Each record is a transcript of the original. The amount of information listed varies, but the records usually include a combination of the following information about your ancestor:
Manner of death
Place of enlistment
The Manner of death been abbreviated:
DOW - Died of wounds (sometimes days after the action in which they were wounded)
KIA - Killed in action
DOAS - Died on active service (includes by disease, natural causes or accidentally)
There were two lists created from 1916 which has resulted in duplicate records being created for names.
Within certain records it may also reference clicking on the image on the left of this page to view a larger, more legible version. These images are not available on Findmypast, as the records have been sourced from The National Archives they would need to be contacted directly to view any accompanying images.
During the First World War, more than 2,000 staff left the Board of Trade to join the armed forces. Of these, 305 were killed in action or died as a result of the conflict.

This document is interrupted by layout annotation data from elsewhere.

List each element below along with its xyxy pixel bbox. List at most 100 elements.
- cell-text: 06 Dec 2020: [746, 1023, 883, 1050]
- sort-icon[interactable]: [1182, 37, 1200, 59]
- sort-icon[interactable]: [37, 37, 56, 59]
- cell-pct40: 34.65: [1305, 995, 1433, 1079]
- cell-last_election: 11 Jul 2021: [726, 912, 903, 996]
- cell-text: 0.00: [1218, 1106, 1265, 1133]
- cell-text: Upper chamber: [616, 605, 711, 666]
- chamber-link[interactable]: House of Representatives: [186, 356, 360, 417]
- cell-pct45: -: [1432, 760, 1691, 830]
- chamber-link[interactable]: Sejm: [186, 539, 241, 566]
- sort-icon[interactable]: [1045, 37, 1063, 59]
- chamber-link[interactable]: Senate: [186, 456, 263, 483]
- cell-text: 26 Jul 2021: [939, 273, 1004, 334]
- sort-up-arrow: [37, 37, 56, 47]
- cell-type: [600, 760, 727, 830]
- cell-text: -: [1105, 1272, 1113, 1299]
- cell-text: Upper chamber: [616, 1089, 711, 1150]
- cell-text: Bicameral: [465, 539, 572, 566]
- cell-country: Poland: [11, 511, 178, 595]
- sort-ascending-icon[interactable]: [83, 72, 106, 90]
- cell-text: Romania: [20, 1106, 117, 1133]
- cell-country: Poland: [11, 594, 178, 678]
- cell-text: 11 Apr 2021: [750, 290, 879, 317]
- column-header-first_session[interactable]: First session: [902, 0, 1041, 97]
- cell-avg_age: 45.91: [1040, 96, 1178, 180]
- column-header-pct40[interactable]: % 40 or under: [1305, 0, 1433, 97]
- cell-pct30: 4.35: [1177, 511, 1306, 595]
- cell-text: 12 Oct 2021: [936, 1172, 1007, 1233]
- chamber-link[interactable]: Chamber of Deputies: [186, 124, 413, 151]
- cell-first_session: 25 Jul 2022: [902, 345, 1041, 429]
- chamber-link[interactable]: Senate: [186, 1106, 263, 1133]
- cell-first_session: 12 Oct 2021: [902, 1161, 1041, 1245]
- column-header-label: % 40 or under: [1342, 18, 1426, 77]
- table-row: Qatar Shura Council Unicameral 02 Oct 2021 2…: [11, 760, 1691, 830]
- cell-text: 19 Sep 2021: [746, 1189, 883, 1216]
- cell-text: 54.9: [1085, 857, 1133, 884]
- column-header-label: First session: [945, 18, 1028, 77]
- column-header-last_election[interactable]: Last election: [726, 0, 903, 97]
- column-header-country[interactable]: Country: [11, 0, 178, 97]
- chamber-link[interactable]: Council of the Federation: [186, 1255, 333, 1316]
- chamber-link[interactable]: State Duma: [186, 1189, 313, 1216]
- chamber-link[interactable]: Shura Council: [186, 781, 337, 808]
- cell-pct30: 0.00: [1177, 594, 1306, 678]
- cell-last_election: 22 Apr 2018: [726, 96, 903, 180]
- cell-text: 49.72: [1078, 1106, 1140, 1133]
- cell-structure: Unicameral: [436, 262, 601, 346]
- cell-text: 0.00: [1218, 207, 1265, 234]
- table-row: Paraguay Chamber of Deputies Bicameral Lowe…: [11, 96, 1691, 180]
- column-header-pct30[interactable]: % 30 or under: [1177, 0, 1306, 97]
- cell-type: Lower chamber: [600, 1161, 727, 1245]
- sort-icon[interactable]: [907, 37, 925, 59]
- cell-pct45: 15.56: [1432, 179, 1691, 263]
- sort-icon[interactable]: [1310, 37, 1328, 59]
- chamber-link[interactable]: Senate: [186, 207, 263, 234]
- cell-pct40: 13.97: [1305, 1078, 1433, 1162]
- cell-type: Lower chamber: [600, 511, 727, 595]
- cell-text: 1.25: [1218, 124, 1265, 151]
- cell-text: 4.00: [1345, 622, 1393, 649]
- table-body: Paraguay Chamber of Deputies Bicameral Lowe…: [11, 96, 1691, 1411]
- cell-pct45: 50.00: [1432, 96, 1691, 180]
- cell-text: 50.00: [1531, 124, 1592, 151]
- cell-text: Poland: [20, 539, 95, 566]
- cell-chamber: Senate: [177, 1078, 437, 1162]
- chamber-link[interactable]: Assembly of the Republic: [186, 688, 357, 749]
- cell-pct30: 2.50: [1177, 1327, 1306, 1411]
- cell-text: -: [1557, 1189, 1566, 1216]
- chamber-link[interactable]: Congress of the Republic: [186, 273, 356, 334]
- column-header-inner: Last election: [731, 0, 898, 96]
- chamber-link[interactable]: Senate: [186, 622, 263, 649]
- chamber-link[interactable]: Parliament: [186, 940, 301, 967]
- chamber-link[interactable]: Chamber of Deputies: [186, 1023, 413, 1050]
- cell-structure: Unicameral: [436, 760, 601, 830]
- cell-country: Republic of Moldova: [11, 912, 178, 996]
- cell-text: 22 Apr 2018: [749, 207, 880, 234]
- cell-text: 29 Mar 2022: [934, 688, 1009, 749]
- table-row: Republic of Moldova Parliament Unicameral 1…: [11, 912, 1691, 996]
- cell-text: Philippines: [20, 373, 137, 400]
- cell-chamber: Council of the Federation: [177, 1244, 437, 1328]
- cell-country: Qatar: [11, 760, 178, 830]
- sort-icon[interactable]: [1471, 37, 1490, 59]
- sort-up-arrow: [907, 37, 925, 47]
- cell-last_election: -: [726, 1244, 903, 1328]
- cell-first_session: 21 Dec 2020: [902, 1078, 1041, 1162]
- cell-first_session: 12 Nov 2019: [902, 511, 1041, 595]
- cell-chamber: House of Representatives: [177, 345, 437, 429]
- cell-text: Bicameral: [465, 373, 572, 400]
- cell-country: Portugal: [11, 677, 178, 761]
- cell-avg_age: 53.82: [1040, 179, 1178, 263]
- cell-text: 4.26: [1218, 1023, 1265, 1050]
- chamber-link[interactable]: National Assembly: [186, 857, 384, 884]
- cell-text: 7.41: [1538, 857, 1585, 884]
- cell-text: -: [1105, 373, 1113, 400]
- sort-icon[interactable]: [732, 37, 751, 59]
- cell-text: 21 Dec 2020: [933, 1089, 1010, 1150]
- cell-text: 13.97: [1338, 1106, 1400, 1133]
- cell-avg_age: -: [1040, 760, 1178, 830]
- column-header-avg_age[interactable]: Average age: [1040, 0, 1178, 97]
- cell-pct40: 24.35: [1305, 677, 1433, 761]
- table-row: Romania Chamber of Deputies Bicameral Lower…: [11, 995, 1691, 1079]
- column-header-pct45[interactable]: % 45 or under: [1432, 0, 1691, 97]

On the 19 December 1923, Prime Minister, Stanley Baldwin, a former President of the Board of Trade unveiled a Roll of Honour which was initiated by the staff after the war. The Roll was inscribed with the names of those employees who lost their lives during the Great War.
The original Roll of Honour was lost at some stage in the Board’s history. It has never been found, despite diligent enquiries and searches during the 1980s and 1990s and advertising in the specialist press.
A replica was, however, unveiled on 11 November 2002 in the company’s headquarters.
Entries use abbreviations for first names, if you are unable to find your relative on your first search you can try different name variations. For example, if your search is unsuccessful for William try W, T for Thomas and J for James.